In an alarming development, the Maduro regime and its network of terroristic colectivos continue to take illegal and increasingly threatening actions against legitimate Interim President Guaidó and his Administration, the country’s duly-elected National Assembly, and the Venezuelan people.  After Guaidó became Interim President in January, the regime has increasingly unleashed colectivos to attack and terrorize the country’s population, including the colectivos’ use of deadly force to frustrate the Venezuelan people’s February 23rd effort to bring humanitarian assistance from Colombia and other neighboring countries.

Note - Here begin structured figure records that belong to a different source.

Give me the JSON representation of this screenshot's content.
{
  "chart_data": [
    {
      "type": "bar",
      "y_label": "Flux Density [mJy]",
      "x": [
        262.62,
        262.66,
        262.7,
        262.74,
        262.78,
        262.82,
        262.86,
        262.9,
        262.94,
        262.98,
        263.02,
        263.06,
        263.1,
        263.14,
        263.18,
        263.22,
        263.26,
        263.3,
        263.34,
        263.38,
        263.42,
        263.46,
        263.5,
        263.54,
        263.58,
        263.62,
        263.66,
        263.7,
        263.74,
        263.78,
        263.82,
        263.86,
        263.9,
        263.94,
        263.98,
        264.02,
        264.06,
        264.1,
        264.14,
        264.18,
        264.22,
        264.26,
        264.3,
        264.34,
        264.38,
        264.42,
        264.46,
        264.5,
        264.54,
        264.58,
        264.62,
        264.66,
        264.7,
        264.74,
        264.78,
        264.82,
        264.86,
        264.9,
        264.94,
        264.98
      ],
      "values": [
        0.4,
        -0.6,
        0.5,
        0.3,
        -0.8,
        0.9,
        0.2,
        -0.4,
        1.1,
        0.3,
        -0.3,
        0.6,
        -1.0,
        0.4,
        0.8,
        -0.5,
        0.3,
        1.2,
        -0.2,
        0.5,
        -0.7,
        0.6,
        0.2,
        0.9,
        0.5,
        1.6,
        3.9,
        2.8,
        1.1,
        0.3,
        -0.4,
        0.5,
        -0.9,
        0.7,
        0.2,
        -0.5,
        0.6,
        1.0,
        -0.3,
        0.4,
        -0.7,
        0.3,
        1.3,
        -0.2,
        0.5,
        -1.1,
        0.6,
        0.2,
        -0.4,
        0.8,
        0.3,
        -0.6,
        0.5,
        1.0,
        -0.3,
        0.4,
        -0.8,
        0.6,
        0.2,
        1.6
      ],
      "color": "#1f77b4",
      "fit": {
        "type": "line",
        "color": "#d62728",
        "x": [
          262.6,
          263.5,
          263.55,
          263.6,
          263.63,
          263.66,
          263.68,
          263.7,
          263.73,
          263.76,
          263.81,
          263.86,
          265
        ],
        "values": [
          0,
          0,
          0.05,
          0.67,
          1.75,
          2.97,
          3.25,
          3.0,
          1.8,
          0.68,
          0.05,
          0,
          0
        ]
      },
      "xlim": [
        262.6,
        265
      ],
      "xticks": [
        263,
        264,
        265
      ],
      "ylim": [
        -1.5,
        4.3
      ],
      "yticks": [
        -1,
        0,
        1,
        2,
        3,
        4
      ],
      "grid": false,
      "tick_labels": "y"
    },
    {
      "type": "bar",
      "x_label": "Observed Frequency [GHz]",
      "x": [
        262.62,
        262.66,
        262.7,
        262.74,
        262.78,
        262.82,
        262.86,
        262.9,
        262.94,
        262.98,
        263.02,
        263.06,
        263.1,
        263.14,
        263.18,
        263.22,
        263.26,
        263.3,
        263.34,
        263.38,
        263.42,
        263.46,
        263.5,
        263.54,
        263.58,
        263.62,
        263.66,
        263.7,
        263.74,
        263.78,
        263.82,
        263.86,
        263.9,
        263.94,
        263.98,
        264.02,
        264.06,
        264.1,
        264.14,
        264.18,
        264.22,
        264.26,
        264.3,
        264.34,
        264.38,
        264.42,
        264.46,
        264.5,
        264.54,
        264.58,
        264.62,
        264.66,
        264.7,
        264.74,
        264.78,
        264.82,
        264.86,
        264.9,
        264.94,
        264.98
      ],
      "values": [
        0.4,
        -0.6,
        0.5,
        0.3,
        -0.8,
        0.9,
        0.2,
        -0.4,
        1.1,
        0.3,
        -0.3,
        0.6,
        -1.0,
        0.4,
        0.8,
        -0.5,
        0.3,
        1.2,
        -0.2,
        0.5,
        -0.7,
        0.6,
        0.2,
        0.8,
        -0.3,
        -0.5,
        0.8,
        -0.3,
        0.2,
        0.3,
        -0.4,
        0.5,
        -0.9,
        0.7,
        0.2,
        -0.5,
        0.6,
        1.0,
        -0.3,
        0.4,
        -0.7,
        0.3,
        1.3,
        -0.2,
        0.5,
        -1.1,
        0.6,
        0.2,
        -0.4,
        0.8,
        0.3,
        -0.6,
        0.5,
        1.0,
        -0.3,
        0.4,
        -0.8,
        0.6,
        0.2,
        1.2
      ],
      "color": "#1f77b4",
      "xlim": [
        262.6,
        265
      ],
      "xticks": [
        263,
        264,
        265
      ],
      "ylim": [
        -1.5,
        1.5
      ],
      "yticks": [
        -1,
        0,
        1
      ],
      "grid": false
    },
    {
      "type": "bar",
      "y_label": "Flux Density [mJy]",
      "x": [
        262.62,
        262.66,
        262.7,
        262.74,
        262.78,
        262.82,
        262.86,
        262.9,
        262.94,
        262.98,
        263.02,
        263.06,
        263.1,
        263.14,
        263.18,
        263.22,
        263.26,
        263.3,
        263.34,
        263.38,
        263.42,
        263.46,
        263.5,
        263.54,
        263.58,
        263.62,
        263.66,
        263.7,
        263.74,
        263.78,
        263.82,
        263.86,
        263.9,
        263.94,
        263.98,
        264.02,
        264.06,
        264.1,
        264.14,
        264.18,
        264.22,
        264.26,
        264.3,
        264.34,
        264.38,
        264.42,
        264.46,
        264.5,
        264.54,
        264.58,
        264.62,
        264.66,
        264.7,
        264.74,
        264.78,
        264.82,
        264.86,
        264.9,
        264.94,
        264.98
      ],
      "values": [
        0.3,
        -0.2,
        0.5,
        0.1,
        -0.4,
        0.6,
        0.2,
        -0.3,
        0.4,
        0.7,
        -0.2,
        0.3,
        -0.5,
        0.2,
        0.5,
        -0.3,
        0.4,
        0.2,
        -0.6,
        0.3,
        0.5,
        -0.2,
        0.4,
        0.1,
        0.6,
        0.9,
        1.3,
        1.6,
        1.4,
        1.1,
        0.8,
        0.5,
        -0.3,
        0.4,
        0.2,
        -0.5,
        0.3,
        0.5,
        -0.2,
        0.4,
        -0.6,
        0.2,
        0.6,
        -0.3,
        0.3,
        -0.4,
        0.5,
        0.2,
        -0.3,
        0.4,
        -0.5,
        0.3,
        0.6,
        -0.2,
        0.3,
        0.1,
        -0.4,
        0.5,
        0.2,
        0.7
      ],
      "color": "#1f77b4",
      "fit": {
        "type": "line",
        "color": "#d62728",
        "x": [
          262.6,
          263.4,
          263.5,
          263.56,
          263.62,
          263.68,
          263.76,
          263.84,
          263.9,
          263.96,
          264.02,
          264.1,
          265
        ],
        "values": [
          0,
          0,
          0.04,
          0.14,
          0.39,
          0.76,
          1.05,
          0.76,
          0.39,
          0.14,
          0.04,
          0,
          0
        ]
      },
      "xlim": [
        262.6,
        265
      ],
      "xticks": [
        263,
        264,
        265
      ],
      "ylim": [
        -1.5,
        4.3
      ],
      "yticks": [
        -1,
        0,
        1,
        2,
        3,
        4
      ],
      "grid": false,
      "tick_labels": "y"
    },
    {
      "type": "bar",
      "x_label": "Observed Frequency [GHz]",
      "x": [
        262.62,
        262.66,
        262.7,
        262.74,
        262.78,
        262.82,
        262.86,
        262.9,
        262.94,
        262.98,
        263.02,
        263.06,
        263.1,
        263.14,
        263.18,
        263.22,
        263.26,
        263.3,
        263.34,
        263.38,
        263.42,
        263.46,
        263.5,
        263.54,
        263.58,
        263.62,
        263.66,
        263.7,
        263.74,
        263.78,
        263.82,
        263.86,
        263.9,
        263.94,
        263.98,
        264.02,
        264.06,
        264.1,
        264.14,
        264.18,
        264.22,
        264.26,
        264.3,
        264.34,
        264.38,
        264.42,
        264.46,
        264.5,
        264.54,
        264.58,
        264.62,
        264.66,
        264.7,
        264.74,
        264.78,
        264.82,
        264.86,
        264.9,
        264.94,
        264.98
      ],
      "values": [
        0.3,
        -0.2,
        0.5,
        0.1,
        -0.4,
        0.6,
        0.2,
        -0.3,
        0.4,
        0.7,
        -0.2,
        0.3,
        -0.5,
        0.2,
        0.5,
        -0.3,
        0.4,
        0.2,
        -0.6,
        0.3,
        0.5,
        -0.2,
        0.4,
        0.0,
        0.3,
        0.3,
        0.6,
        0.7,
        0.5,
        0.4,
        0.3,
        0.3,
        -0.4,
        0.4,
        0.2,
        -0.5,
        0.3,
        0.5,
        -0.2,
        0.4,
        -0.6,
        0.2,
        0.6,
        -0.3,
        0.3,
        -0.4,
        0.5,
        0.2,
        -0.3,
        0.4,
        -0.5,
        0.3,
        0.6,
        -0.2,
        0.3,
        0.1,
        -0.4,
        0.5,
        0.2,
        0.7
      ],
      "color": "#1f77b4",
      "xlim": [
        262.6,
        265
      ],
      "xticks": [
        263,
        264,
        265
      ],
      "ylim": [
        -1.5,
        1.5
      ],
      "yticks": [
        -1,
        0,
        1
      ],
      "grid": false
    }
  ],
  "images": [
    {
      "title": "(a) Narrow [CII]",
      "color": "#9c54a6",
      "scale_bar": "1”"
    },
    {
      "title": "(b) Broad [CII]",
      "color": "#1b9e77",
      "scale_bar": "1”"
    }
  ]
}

In recent weeks, colectivos have attempted to menace members of the Venezuelan National Assembly.  Indeed, Interim President Guaidó recently warned that the Maduro’s security apparatus and colectivos may intend to forcibly kidnap him after the regime’s puppet Constituent Assembly purported to strip Guaidó—who serves also as President of the legitimate Venezuelan National Assembly—of his immunity from prosecution under the country’s laws.
               
Third, the Maduro regime support for international narcotics trafficking and narco-trafficking terrorists should merit its designation as a Transnational Criminal Organization (TCO) under Executive Order 13581 (50 U.S.C. 1701 note).  The Maduro regime actively participates in the trafficking of cocaine and other illicit products.  Planes filled with cocaine operate out of Venezuelan airfields, under the protection of the Venezuelan military, to deliver cocaine to airstrips in Central America.  That cocaine is then handed over to drug networks that destabilize Central American countries, including, El Salvador, Honduras, and Guatemala, exacerbating the migration patterns we are seeing on America’s southern border.  And the cocaine that the Maduro regime is helping to move eventually winds up on the streets of the United States. 
                      
It is clear that the Maduro regime is involved in transnational criminal activity at the highest levels.  Two of Maduro’s nephews are currently serving 18 years in a U.S. prison for conspiring to import cocaine into the United States.  In February 2017, the Treasury Department imposed sanctions against Tareck al-Aissami, who served as Venezuela’s vice president until June 14, 2018, for being a “Specially Designated Narcotics Trafficker.”  And in May 2018, the Treasury Department designated Pedro Luis Martin Olivares (Martin), former Chief of Financial Intelligence to the predecessor of the Bolivarian National Intelligence Service (SEBIN), as a significant foreign narcotics trafficker pursuant to the Foreign Narcotics Kingpin Designation Act (Kingpin Act).
             
As you know, I represent a state where many Venezuelan-Americans live with the grim reality of family members in their native Venezuela who are suffering amid man-made disaster created by the Maduro regime, including lack of food, medicine, and other basic needs. On behalf of them and millions in Venezuela, I thank you for your consideration of these requests.  I look forward to working with you to support the Venezuelan people’s efforts to restore democracy and constitutional in their order at this critical time.